As far as I was concerned, it would be the best welcome back to our adopted home of Siem Reap, as it was a Cambodian chicken curry that we had tried on our first trip to Temple Town many years ago that had made me fall madly in love with Cambodian food and sparked my, possibly slightly insane, obsession with exploring its culinary history.

We had travelled to Cambodia for an article on Siem Reap’s fashionable hotels, boutiques, restaurants, cafés, and bars for a Thai airline’s in-flight magazine while living in Bangkok at the time.
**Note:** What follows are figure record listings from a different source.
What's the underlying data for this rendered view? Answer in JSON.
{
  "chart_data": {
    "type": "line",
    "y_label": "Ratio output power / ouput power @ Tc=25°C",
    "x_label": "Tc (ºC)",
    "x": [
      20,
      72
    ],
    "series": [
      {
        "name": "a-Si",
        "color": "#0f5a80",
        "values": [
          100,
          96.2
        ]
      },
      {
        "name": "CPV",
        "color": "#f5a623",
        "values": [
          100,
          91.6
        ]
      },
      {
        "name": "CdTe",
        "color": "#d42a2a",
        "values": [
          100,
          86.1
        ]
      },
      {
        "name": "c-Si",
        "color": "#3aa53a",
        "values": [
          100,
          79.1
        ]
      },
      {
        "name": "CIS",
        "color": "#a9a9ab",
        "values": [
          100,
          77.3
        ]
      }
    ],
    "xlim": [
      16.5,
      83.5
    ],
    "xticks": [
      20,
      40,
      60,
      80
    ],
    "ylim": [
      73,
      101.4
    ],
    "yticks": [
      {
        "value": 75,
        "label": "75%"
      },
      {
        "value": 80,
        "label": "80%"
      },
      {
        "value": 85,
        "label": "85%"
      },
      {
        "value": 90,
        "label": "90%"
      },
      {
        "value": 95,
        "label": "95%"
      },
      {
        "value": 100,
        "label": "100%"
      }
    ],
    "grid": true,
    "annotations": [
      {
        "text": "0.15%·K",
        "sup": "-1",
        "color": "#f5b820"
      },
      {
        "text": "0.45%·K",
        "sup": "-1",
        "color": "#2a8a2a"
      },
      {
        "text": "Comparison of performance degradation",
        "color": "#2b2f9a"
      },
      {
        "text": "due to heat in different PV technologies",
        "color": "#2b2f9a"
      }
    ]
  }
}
We had been writing about restaurants and Thai food in Bangkok for around thirty years at the time. I had been eating Thai food since I was in my late teens.

That meant thirty years eating Thai curries, with around ten of those eating the frequently mouth-numbing, sweat-inducing, fire-breathing curries that Terence made from David Thompson’s Thai Food. While I like Thai cuisine too, and particularly the Thai food that Terence makes from David Thompson’s recipes, occasionally I don’t always want to perspire over my dinner.